STATEMENT BY H.E. MR. FERİDUN SİNİRLİOĞLU,MINISTER OF FOREIGN AFFAIRS OF THE REPUBLIC OF TURKEY AT THE UN SECURITY COUNCIL OPEN DEBATE ON “SETTLEMENT OF CONFLICTS IN THE MIDDLE EAST AND NORTH AFRICA AND COUNTERING THE TERRORIST THREAT IN THE REGION”
H.E. Feridun Sinirlioğlu 30.09.2015
For centuries, the peoples of the Middle East and North Africa lived together in peace and harmony, regardless of race, religion, language, sect or ethnicity.
They did so and flourished, politically, economically, socially and intellectually, always with a sense of shared destiny, all the while embracing their differences as a perpetual source of wealth and not weakness.
Today’s reality differs dramatically from that history and the region is confronted with many complex challenges.
Sectarian and divisive policies, brutal oppression of legitimate demands for democracy, unresolved conflicts resulting in mass displacements, coupled with feelings of resentment due to growing discrimination and xenophobia in other parts of the world, have combined to create a breeding ground for violent extremism and terrorism.
We should be clear on two points:
First, terrorism and extremism are not a Middle Eastern/North African phenomenon. Terrorism cannot and should not be associated with any religion, nationality or ethnic group.
Second, no region in the world is immune to violence today.
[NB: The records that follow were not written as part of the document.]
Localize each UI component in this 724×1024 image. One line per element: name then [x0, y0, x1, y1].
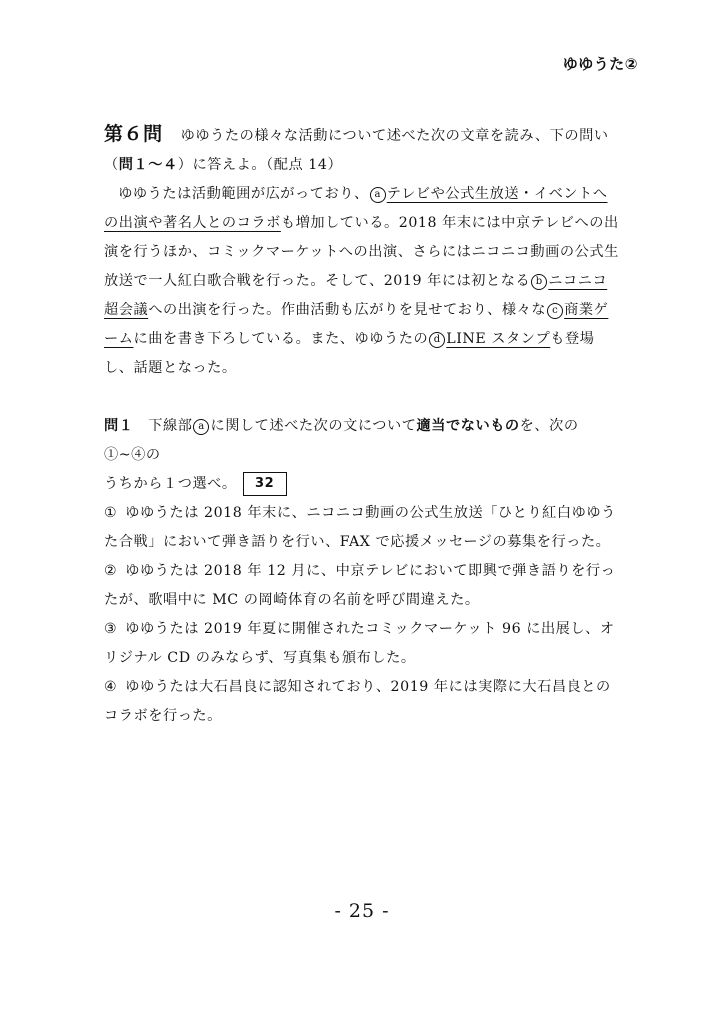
passage-text: も登場し、話題となった。: [104, 331, 595, 376]
q1-text: うちから１つ選べ。: [104, 476, 237, 492]
question-number: 第６問: [104, 123, 163, 145]
circle-label-c: c: [547, 303, 563, 319]
option-2: [104, 557, 619, 615]
circle-label-d: d: [429, 332, 445, 348]
underline-a: テレビや公式生放送・イベントへの出演や著名人とのコラボ: [104, 186, 608, 231]
q1-text: 下線部: [148, 418, 193, 434]
q1-emphasis: 適当でないもの: [416, 418, 520, 434]
q1-text: に関して述べた次の文について: [210, 418, 417, 434]
q1-circle-a: a: [193, 419, 209, 435]
option-1: [104, 499, 619, 557]
option-text: ゆゆうたは 2018 年末に、ニコニコ動画の公式生放送「ひとり紅白ゆゆうた合戦」において弾き語りを行い、FAX で応援メッセージの募集を行った。: [104, 505, 616, 550]
question-heading: [104, 120, 619, 180]
question-range: 問１～４: [118, 157, 178, 173]
option-4: [104, 673, 619, 731]
circle-label-b: b: [531, 274, 547, 290]
option-number: ④: [104, 679, 118, 695]
option-text: ゆゆうたは 2019 年夏に開催されたコミックマーケット 96 に出展し、オリジナル CD のみならず、写真集も頒布した。: [104, 621, 615, 666]
main-content: [104, 120, 619, 731]
passage-text: も増加している。2018 年末には中京テレビへの出演を行うほか、コミックマーケットへの出演、さらにはニコニコ動画の公式生放送で一人紅白歌合戦を行った。そして、2019 年には初となる: [104, 215, 619, 289]
q1-text: を、次の①~④の: [104, 418, 579, 463]
passage-text: に曲を書き下ろしている。また、ゆゆうたの: [133, 331, 429, 347]
passage: [104, 180, 619, 383]
option-text: ゆゆうたは大石昌良に認知されており、2019 年には実際に大石昌良とのコラボを行った。: [104, 679, 611, 724]
q1-prompt: [104, 412, 619, 499]
option-number: ③: [104, 621, 118, 637]
option-text: ゆゆうたは 2018 年 12 月に、中京テレビにおいて即興で弾き語りを行ったが、歌唱中に MC の岡崎体育の名前を呼び間違えた。: [104, 563, 616, 608]
q1-label: 問１: [104, 418, 134, 434]
page-number: - 25 -: [334, 900, 390, 922]
option-number: ②: [104, 563, 118, 579]
passage-text: ゆゆうたは活動範囲が広がっており、: [118, 186, 369, 202]
header-label: ゆゆうた②: [562, 55, 638, 73]
answer-box: 32: [243, 472, 287, 496]
underline-c: 商業ゲーム: [104, 302, 609, 347]
question-prompt-line1: ゆゆうたの様々な活動について述べた次の文章を読み、下の問い: [180, 128, 609, 144]
circle-label-a: a: [370, 187, 386, 203]
spacer: [104, 383, 619, 412]
underline-b: ニコニコ超会議: [104, 273, 608, 318]
option-3: [104, 615, 619, 673]
underline-d: LINE スタンプ: [446, 331, 551, 347]
passage-text: への出演を行った。作曲活動も広がりを見せており、様々な: [148, 302, 547, 318]
question-prompt-rest: ）に答えよ。（配点 14）: [177, 157, 343, 173]
prompt-paren: （: [104, 157, 119, 173]
option-number: ①: [104, 505, 118, 521]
Terrorism is a global and transnational phenomenon, which needs to be addressed through effective bilateral and multilateral cooperation.
That being said, terrorist groups such as DEASH cannot be defeated without addressing the root causes that created it. DEASH is an overriding national security threat for Turkey, together with other terrorist organizations like the PKK and DHKP-C which operate in the same environment.
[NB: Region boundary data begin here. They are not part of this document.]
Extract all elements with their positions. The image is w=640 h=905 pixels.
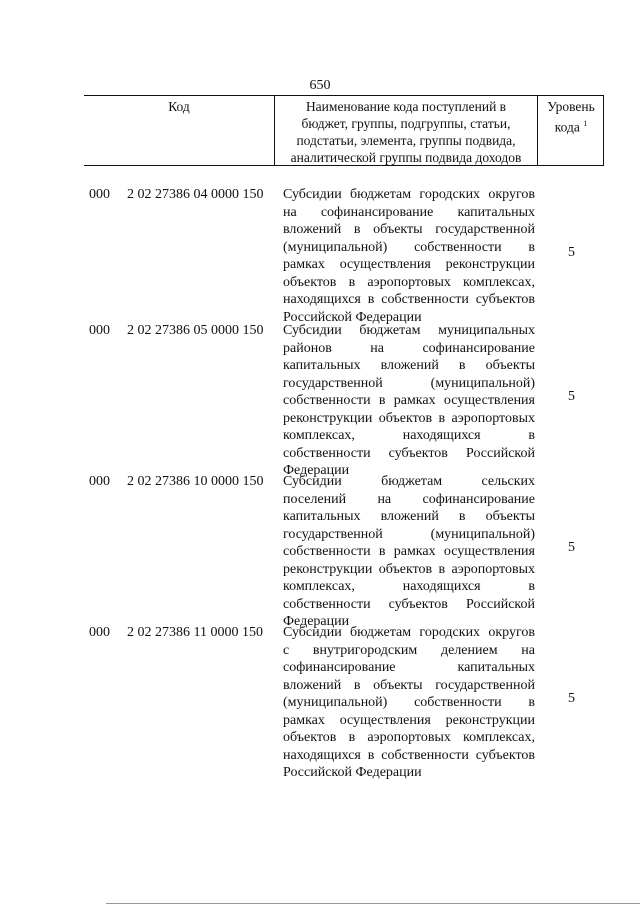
description-line: софинансирование капитальных (283, 660, 535, 675)
header-table (84, 95, 604, 166)
header-name-line: бюджет, группы, подгруппы, статьи, (301, 116, 511, 131)
admin-code: 000 (89, 625, 110, 640)
description-line: собственности в рамках осуществления (283, 544, 535, 559)
description-line: государственной (муниципальной) (283, 375, 535, 391)
description-line: (муниципальной) собственности в (283, 239, 535, 255)
description-line: Российской Федерации (283, 765, 422, 780)
description-line: находящихся в собственности субъектов (283, 747, 535, 763)
revenue-code: 2 02 27386 04 0000 150 (127, 187, 264, 202)
page-number: 650 (309, 78, 331, 93)
description-line: капитальных вложений в объекты (283, 358, 535, 373)
code-level: 5 (568, 389, 575, 404)
description-line: государственной (муниципальной) (283, 526, 535, 542)
scan-edge-line (106, 903, 640, 904)
header-level-line1: Уровень (547, 99, 595, 114)
description-line: Субсидии бюджетам муниципальных (283, 323, 535, 338)
description-line: собственности субъектов Российской (283, 596, 535, 612)
revenue-code: 2 02 27386 10 0000 150 (127, 474, 264, 489)
description-line: вложений в объекты государственной (283, 222, 535, 237)
description-line: комплексах, находящихся в (283, 428, 535, 443)
admin-code: 000 (89, 323, 110, 338)
revenue-description (283, 624, 535, 782)
description-line: реконструкции объектов в аэропортовых (283, 561, 535, 577)
footnote-marker: 1 (583, 119, 588, 128)
description-line: реконструкции объектов в аэропортовых (283, 410, 535, 426)
description-line: Субсидии бюджетам сельских (283, 474, 535, 489)
description-line: собственности в рамках осуществления (283, 393, 535, 408)
description-line: районов на софинансирование (283, 340, 535, 356)
description-line: с внутригородским делением на (283, 642, 535, 658)
description-line: Субсидии бюджетам городских округов (283, 187, 535, 202)
revenue-description (283, 473, 535, 631)
header-code: Код (168, 99, 190, 114)
admin-code: 000 (89, 474, 110, 489)
header-level-line2: кода $^1$ (554, 119, 588, 135)
description-line: вложений в объекты государственной (283, 677, 535, 693)
code-level: 5 (568, 245, 575, 260)
description-line: находящихся в собственности субъектов (283, 292, 535, 307)
description-line: объектов в аэропортовых комплексах, (283, 274, 535, 290)
description-line: Российской Федерации (283, 309, 422, 325)
header-level (538, 98, 604, 136)
revenue-description (283, 322, 535, 480)
header-name-line: подстатьи, элемента, группы подвида, (296, 133, 516, 148)
revenue-description (283, 186, 535, 326)
description-line: комплексах, находящихся в (283, 579, 535, 594)
description-line: (муниципальной) собственности в (283, 695, 535, 710)
description-line: рамках осуществления реконструкции (283, 257, 535, 272)
column-divider (274, 96, 275, 165)
header-name-line: Наименование кода поступлений в (305, 99, 507, 114)
description-line: Федерации (283, 463, 350, 478)
description-line: поселений на софинансирование (283, 491, 535, 507)
header-name-line: аналитической группы подвида доходов (290, 150, 522, 165)
description-line: рамках осуществления реконструкции (283, 712, 535, 728)
description-line: на софинансирование капитальных (283, 204, 535, 220)
description-line: Федерации (283, 614, 350, 629)
revenue-code: 2 02 27386 05 0000 150 (127, 323, 264, 338)
description-line: объектов в аэропортовых комплексах, (283, 730, 535, 745)
header-name (277, 98, 535, 166)
description-line: Субсидии бюджетам городских округов (283, 625, 535, 640)
code-level: 5 (568, 691, 575, 706)
revenue-code: 2 02 27386 11 0000 150 (127, 625, 263, 640)
description-line: собственности субъектов Российской (283, 445, 535, 461)
code-level: 5 (568, 540, 575, 555)
admin-code: 000 (89, 187, 110, 202)
description-line: капитальных вложений в объекты (283, 509, 535, 524)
Since its creation, while many other partners struggled to understand the threat, Turkish authorities spared no effort to counter DEASH.
Currently, we have been carrying out joint air operations against DEASH targets, as part of the International Coalition, which brings together more than 60 countries.
While fighting DEASH, we should harbor no illusions about the conditions that led to its rise. DEASH did not suddenly, spontaneously appear out of nowhere and spread like a cancer, on its own. It was aided and abetted by the politically defunct, totalitarian Assad regime that, in its desperate drive to retain power at all cost, deployed any means available to it, including chemical weapons and barrel bombs, to kill, maim, oppress and otherwise terrorize its own people into submission.
The suppression of the democratic aspirations of the Syrian people, divisive sectarian policies and the war crimes and massive violations of human rights that were committed without impunity by the Assad regime have combined to create fertile ground for radicalization, extremism and the recruitment of foreign terrorist fighters by DEASH. In fact, it was through the tactical cooperation and operational air support by the terrorist Assad regime that enabled DEASH’s rapid expansion in Syria.
The reprehensible methods and actions of DEASH should not confuse us about what we should prioritize as we move forward. The international community and the UNSC need to address the root cause of the problem in Syria, through resolute action.
Here are the main parameters of a comprehensive strategy for a way forward.
First we must do all we can to downgrade and defeat terrorist organizations like DEASH, PKK DHKPC and their kind. There can be no room for moral relativism in the fight against terror.
Second, we need to create safe areas in Syria that is cleared from DEASH; where protection will be provided to civilian population against attacks from the air. Such zones, if implemented with determination can keep Syrians in Syria, lead to a voluntary return of refugees and encourage people to believe again in a stable future of their country.
Third, we should all work for a solution to the conflict that meets the legitimate demands and aspirations of the Syrian people, and ensures a managed and orderly transition to a real political change.
The political process we should vitalize would lead to a united, democratic, secular, non-sectarian, multicultural Syria, without Assad.
An outcome based on these principles will be the best guarantee to reverse the tide of extremism and eradicate once and for all the terrorist threat that Syria has become home to.
In Iraq, the government needs to be supported with the challenges it faces. And the Iraqi Government must effectively embrace all segments of society.
In Libya, national reconciliation and the formation of a national unity government would be the most effective response to terrorism and all other scourges.
We cannot ignore the plight of the Palestinians who are living under occupation. We need to keep in mind that the historical injustice against the Palestinian people is fuelling hatred, alienation and radicalism, across the region.
It is time for a resolution of the Israeli-Palestinian conflict based on two-state vision without further delay.
Despite all challenges, we are confident that the proud peoples of the Middle East and North Africa will succeed in their efforts to revitalize their deep-rooted culture of tolerance and peaceful coexistence.